Les prismes du changement

Dans toutes les organisations éclairées, la nécessité d’évoluer est une preuve de bonne gouvernance. En effet comment peut-on penser qu’un système se doit d’être immobile dans un environnement en mouvement ?

Comment pouvoir répondre à ses fonctions si le besoin évolue ?

Et pourtant on ne peut que constater que le changement fait peur, qu’il crée des résistances voire des méfiances et des oppositions, mais pourquoi ?

La première raison, me semble-t-il, est que la nécessité d’évolution n’est pas perçue de la même façon à tous les niveaux de l’entreprise. Le niveau stratégique, s’il joue bien son rôle, a la charge d’étudier les changements sociétaux pouvant influencer les pratiques de l’entreprise et de préparer celle-ci à être au rendez-vous de demain. Ceux qui ne sont pas « inclus » dans cette tâche ne peuvent que difficilement percevoir ce besoin car au niveau du quotidien ou du très court terme les changements sont souvent imperceptibles. De ce fait quand la mise en route débute, une sorte d’incompréhension se fait jour pour les personnes non-averties.

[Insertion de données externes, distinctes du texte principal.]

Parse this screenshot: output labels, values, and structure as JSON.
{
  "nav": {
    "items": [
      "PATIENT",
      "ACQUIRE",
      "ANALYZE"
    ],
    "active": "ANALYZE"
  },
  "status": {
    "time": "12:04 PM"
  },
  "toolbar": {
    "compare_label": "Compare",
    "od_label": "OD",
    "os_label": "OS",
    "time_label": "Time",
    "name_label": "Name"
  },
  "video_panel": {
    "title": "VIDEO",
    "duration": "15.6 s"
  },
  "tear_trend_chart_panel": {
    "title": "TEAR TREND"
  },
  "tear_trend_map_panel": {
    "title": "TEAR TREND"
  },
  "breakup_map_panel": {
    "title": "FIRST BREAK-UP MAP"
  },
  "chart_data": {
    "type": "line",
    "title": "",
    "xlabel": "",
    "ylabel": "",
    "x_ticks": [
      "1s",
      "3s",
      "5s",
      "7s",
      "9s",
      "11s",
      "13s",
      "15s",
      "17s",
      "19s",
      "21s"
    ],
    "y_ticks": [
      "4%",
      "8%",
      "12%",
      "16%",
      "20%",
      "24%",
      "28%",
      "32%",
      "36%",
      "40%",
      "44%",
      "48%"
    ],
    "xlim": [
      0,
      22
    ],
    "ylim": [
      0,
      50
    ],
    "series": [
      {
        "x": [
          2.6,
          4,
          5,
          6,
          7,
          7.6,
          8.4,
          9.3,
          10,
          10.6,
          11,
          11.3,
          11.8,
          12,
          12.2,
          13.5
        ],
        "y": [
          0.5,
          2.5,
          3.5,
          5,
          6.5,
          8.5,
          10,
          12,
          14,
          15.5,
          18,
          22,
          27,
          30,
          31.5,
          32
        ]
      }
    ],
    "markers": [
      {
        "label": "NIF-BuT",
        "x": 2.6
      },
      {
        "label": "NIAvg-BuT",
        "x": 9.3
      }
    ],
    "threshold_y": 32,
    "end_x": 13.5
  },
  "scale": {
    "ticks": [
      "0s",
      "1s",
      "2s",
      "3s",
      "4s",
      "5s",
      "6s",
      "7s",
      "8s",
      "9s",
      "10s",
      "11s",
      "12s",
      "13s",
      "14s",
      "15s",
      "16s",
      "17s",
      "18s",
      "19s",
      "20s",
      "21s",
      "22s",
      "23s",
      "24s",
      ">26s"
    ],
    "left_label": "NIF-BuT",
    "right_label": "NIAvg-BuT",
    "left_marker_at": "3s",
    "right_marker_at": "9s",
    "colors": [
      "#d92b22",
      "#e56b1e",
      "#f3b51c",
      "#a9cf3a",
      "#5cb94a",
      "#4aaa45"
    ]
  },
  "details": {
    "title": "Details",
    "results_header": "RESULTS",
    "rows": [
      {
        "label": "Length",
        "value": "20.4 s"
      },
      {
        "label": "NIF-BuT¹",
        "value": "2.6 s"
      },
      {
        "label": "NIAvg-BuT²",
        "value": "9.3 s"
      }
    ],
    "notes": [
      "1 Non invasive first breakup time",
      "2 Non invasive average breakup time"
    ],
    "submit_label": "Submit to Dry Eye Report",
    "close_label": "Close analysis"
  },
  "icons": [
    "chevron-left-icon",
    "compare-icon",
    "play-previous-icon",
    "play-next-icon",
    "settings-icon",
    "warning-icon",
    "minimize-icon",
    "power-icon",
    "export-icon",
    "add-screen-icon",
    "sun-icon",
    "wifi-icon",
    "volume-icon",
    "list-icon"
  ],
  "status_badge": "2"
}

La seconde raison, me semble-t-il, est que nous avons tous tendance à créer autour de nous, et donc au travail aussi, une zone de confort rendant agréable notre quotidien. Cette zone, faite souvent de petites choses, influe sur l’organisation pensée au départ. On parle ici de la petite pause, bien agréable, que l’on peut faire parce que la personne avec laquelle on aime à la partager est dans le bureau d’à côté et qui apprécie le même café que nous, c’est aussi la petite cigarette, c’est aussi l’habitude de communication en dehors des règles, pour aller plus vite pense-t-on. On peut noter aussi un système d’archivage bien à soi et dans lequel on se retrouve très bien, pour ne pas parler des petites habitudes qui soit rendent les directives obsolètes mais qui, soi-disant, sont bien mieux pensées car issues du terrain. Et dans le cadre d’un changement se sont d’abord l’ensemble de ces zones de confort qui sont remises en question car ne pouvant pas être prises en compte étant donné leur non-existence dans les processus.

Voilà donc le changement à opérer : informer le plus tôt possible de la nécessité de changement, indiquer les conséquences au quotidien de celui-ci et enfin expliquer et débattre pour des améliorations possibles.

Le changement peut être vécu comme une inquiétude au sein des équipes. C’est alors la nécessité pour le manager de négocier ces changements. Les exemples sont multiples : restructuration des équipes impliquant des tâches nouvelles et des horaires nouveaux. Sur le principe, il n’y a pas le choix, mais sur la mise en place, les équipes auront peut-être une marge de manœuvre avec leur chef, si ce dernier négocie avec eux.